LA Times executives then went all coy, declining interviews, although Frantz admitted in a blog (of course) that he had “put a hold” on Arax’s story because of concerns that the reporter “had expressed personal views about the topic in a public (sic) manner…”. Ho ho.
Truth can be dangerous for the LA Times. Even more so, it seems, when the managing editor himself – Frantz, no less – once worked for The New York Times, where he referred to the Armenian massacres as, yes, an “alleged” genocide. Frantz, it turns out, joined the LA Times as its Istanbul correspondent.
Well, Arax has since left the LA Times after a settlement which forestalled a lawsuit against the paper for defamation and discrimination. His employers heaped praise upon his work while Frantz has just left the paper to become Middle East correspondent of the Wall Street Journal based in – of course, you guessed it – Istanbul.
But now let’s go north of the border, to the Toronto Globe and Mail, which assigned columnist Jan Wong to investigate a college murder in Montreal last September.
Wong is not a greatly loved reporter. A third-generation Canadian, she moved to China during Mao’s “cultural revolution” and, in her own words, “snitched on class enemies and did my best to be a good little Maoist.”

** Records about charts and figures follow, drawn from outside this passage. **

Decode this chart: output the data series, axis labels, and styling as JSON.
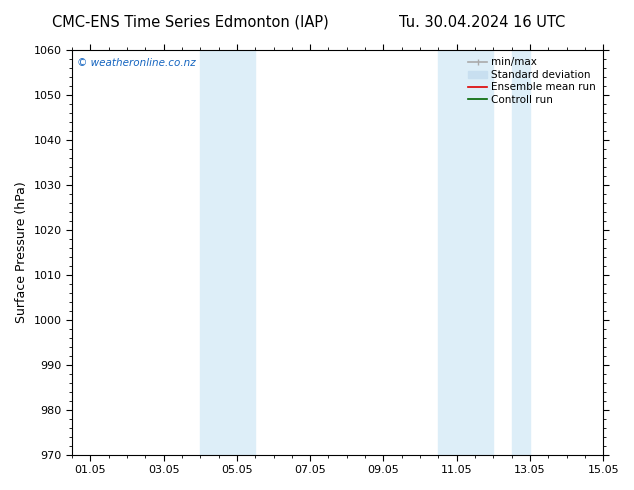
{
  "title_left": "CMC-ENS Time Series Edmonton (IAP)",
  "title_right": "Tu. 30.04.2024 16 UTC",
  "ylabel": "Surface Pressure (hPa)",
  "ylim": [
    970,
    1060
  ],
  "yticks": [
    970,
    980,
    990,
    1000,
    1010,
    1020,
    1030,
    1040,
    1050,
    1060
  ],
  "xlim_start": 0,
  "xlim_end": 14.5,
  "xtick_labels": [
    "01.05",
    "03.05",
    "05.05",
    "07.05",
    "09.05",
    "11.05",
    "13.05",
    "15.05"
  ],
  "xtick_positions": [
    0.5,
    2.5,
    4.5,
    6.5,
    8.5,
    10.5,
    12.5,
    14.5
  ],
  "shaded_regions": [
    {
      "xmin": 3.5,
      "xmax": 5.0,
      "color": "#ddeef8"
    },
    {
      "xmin": 10.0,
      "xmax": 11.5,
      "color": "#ddeef8"
    },
    {
      "xmin": 12.0,
      "xmax": 12.5,
      "color": "#ddeef8"
    }
  ],
  "watermark_text": "© weatheronline.co.nz",
  "watermark_color": "#1565c0",
  "background_color": "#ffffff",
  "plot_bg_color": "#ffffff",
  "legend_items": [
    {
      "label": "min/max",
      "color": "#aaaaaa",
      "lw": 1.2,
      "style": "line_with_caps"
    },
    {
      "label": "Standard deviation",
      "color": "#c8dff0",
      "lw": 5,
      "style": "thick"
    },
    {
      "label": "Ensemble mean run",
      "color": "#dd0000",
      "lw": 1.2,
      "style": "line"
    },
    {
      "label": "Controll run",
      "color": "#006600",
      "lw": 1.2,
      "style": "line"
    }
  ],
  "spine_color": "#000000",
  "tick_color": "#000000",
  "title_fontsize": 10.5,
  "label_fontsize": 9,
  "tick_fontsize": 8,
  "legend_fontsize": 7.5
}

She later wrote a “Lunch With” series for the Globe in which she acted all sympathetic to interviewee guests to catch them out. “When they relax, that’s when their guard is down,” she told a college newspaper. “It’s a trick, but it’s legit.” Yuk!
Wong’s take on the Montreal Dawson College shooting, however, was more serious. She compared the killer to a half-Algerian Muslim who murdered 14 women in another Montreal college shooting in 1989 and to a Russian immigrant who killed four university colleagues in Montreal in 1992. “In all three cases,” she wrote, “the perpetrator was not ‘pure laine’, the argot for a ‘pure’ francophone. Elsewhere, to talk of racial purity is repugnant. Not in Quebec.”
Painfully true, I’m afraid. Parisians, who speak real French, would never use such an expression – pure laine translates literally as “pure wool” but means “authentic” – but some Montrealers do. Wong, however, had touched a red hot electric wire in “multicultural” Canada. Prime Minister Stephen Harper complained. “Grossly irresponsible,” said the man who enthusiastically continued the policy of sending Canadian troops on their suicidal mission to Afghanistan.
The French-Canadian newspaper Le Devoir – can you imagine a British paper selling a single copy if it called itself “Duty”? – published a cartoon of Wong with exaggerated Chinese slanted eyes. Definitely not pure laine for Le Devoir. The hate mail was even more to the point. Some contained excrement.
But then the Globe and Mail ran for cover. Its editor-in-chief, Edward Greenspon, wrote a cowardly column in which he claimed that the offending paragraphs “should have been removed” from her story. “We regret that we allowed these words to get into a reported (sic) article,” he sniffled. There had been a breakdown in what he hilariously called “the editorial quality control process”.
Now I happen to know a bit about the Globe’s “quality control process”. Some time ago, I discovered that the paper had reprinted an article of mine from The Independent about the Armenian genocide. But they had tampered with it, altering my word “genocide” to read “tragedy”.
The Independent’s subscribers promise to make no changes to our reports. But when our syndication folk contacted the Globe, they discovered that the Canadian paper had simply stolen the article. They were made to pay a penalty fee. But as for the censorship of the word “genocide”, a female executive explained to The Independent that nothing could be done because the editor responsible had “since left the Globe and Mail”.
It’s the same old story, isn’t it? Censor then whinge, then cut and run. No wonder the bloggers are winning.